Casals considérait Ernest Bloch comme "le plus grand compositeur de son temps", pour quelles raisons selon vous ? Je pense qu’il a été sensible à l’extrême expressivité que dégage
cette musique. A la fois imagée et incantatoire, elle exprime des
sentiments profonds, mystiques tout en les incarnant profondément
dans une histoire, une narration. On retrouve cette dimension
épique, dans des œuvres de grande envergure comme Shelomo, œuvre
concertante pour violoncelle et orchestre, mais aussi plus
modestement et intimement dans ces Suites pour violoncelle seul,
sorte de contes où les couleurs harmoniques modales participent à
créer une ambiance chargée de mystères et d’imprévus. Cette
musique lancinante où les motifs thématiques reviennent de manière
cyclique, se caractérise aussi par sa capacité à synthétiser
différents styles.

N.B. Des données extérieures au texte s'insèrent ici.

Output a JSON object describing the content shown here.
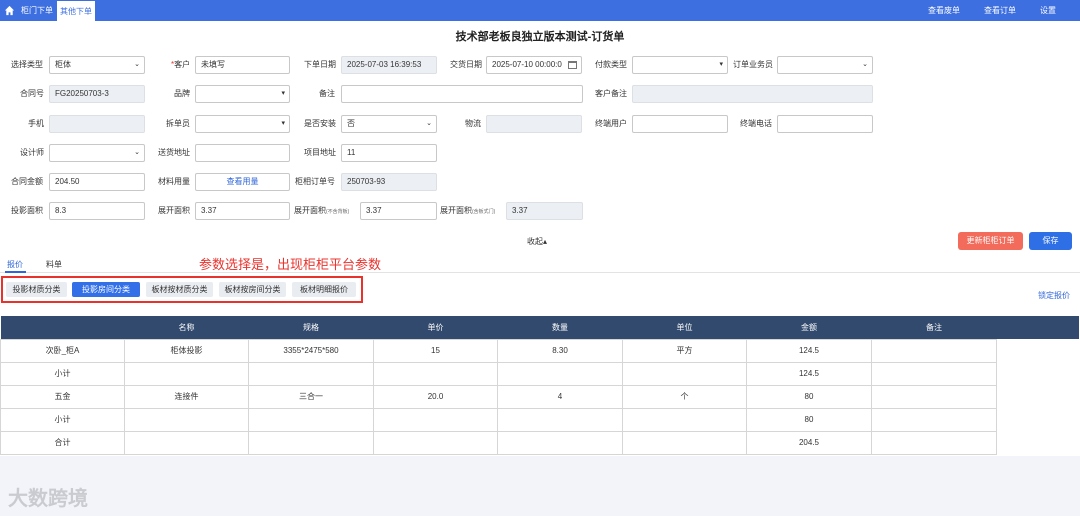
{
  "topbar": {
    "tabs": [
      "柜门下单",
      "其他下单"
    ],
    "links": [
      "查看废单",
      "查看订单",
      "设置"
    ]
  },
  "title": "技术部老板良独立版本测试-订货单",
  "form": {
    "select_type": {
      "label": "选择类型",
      "value": "柜体"
    },
    "customer": {
      "label": "客户",
      "value": "未填写"
    },
    "order_date": {
      "label": "下单日期",
      "value": "2025-07-03 16:39:53"
    },
    "delivery_date": {
      "label": "交货日期",
      "value": "2025-07-10 00:00:0"
    },
    "payment_type": {
      "label": "付款类型",
      "value": ""
    },
    "salesperson": {
      "label": "订单业务员",
      "value": ""
    },
    "contract_no": {
      "label": "合同号",
      "value": "FG20250703-3"
    },
    "brand": {
      "label": "品牌",
      "value": ""
    },
    "remark": {
      "label": "备注",
      "value": ""
    },
    "customer_remark": {
      "label": "客户备注",
      "value": ""
    },
    "phone": {
      "label": "手机",
      "value": ""
    },
    "splitter": {
      "label": "拆单员",
      "value": ""
    },
    "install": {
      "label": "是否安装",
      "value": "否"
    },
    "logistics": {
      "label": "物流",
      "value": ""
    },
    "end_user": {
      "label": "终端用户",
      "value": ""
    },
    "end_phone": {
      "label": "终端电话",
      "value": ""
    },
    "designer": {
      "label": "设计师",
      "value": ""
    },
    "delivery_address": {
      "label": "送货地址",
      "value": ""
    },
    "project_address": {
      "label": "项目地址",
      "value": "11"
    },
    "contract_amount": {
      "label": "合同金额",
      "value": "204.50"
    },
    "material_usage": {
      "label": "材料用量",
      "value": "查看用量"
    },
    "cabinet_order_no": {
      "label": "柜相订单号",
      "value": "250703-93"
    },
    "projection_area": {
      "label": "投影面积",
      "value": "8.3"
    },
    "expand_area": {
      "label": "展开面积",
      "value": "3.37"
    },
    "expand_area2": {
      "label": "展开面积",
      "note": "(不含背板)",
      "value": "3.37"
    },
    "expand_area3": {
      "label": "展开面积",
      "note": "(含板式门)",
      "value": "3.37"
    }
  },
  "collapse_label": "收起▴",
  "buttons": {
    "update": "更新柜柜订单",
    "save": "保存"
  },
  "subtabs": [
    "报价",
    "料单"
  ],
  "annotation": "参数选择是，出现柜柜平台参数",
  "pills": [
    "投影材质分类",
    "投影房间分类",
    "板材按材质分类",
    "板材按房间分类",
    "板材明细报价"
  ],
  "lock_label": "锁定报价",
  "table": {
    "headers": [
      "",
      "名称",
      "规格",
      "单价",
      "数量",
      "单位",
      "金额",
      "备注"
    ],
    "rows": [
      [
        "次卧_柜A",
        "柜体投影",
        "3355*2475*580",
        "15",
        "8.30",
        "平方",
        "124.5",
        ""
      ],
      [
        "小计",
        "",
        "",
        "",
        "",
        "",
        "124.5",
        ""
      ],
      [
        "五金",
        "连接件",
        "三合一",
        "20.0",
        "4",
        "个",
        "80",
        ""
      ],
      [
        "小计",
        "",
        "",
        "",
        "",
        "",
        "80",
        ""
      ],
      [
        "合计",
        "",
        "",
        "",
        "",
        "",
        "204.5",
        ""
      ]
    ]
  },
  "watermark": "大数跨境",
  "colors": {
    "primary": "#3d6fe0",
    "header_dark": "#324a6e",
    "danger": "#f26b5b",
    "annotation": "#e8332d"
  }
}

En effet, Bloch s’inspire de musiques
orientales, tsiganes mais aussi de la musique baroque ; ces
influences font partie de l’histoire de sa vie. Se trouvant
d’ailleurs décalé par rapport à sa propre époque, il définit ainsi
son point de vue : j’écris pour la douzaine d’êtres humains
qui comprennent, par delà une musique qui se rit de la mode, les
vérités éternelles que j’ai tâché, humblement, d’exprimer.
Concernant la Sonate d’Ysaÿe, quelles clés d’écoute donneriez-vous ? Ce qui frappe d’emblée, à la première lecture, c’est le caractère très sombre, tragique, de l’œuvre essentiellement dû à la tonalité mineure et amplifié par le registre grave du violoncelle. Sur le plan de la construction, il faut avoir à l’esprit l’utilisation de la quarte descendante (do-sol) qui est énoncée dès le début et qui revient de manière obsessionnelle. Cet intervalle de quarte forme la clé de voûte de toute l’œuvre, se déployant ainsi dans l’ensemble des quatre mouvements et permettant de les relier entre eux : forme cyclique que César Franck utilise dans sa fameuse sonate pour violon (créée par Ysaÿe). Mais là où il se démarque de son maître, c’est dans la dimension harmonique très âpre, tendue et pleine d’audaces : par exemple, la succession de tritons dans l’Adagio. On peut aussi être sensible à l’emploi de techniques d’écriture propres aux instruments à archet, comme les bariolages (notamment dans le Finale). Ce procédé déjà utilisé du temps de Bach, permet de développer une forme de polyphonie en exprimant certains accords sur l’ensemble des quatre cordes de l’instrument. Ici, on perçoit à quel point Ysaÿe est également un instrumentiste hors pair.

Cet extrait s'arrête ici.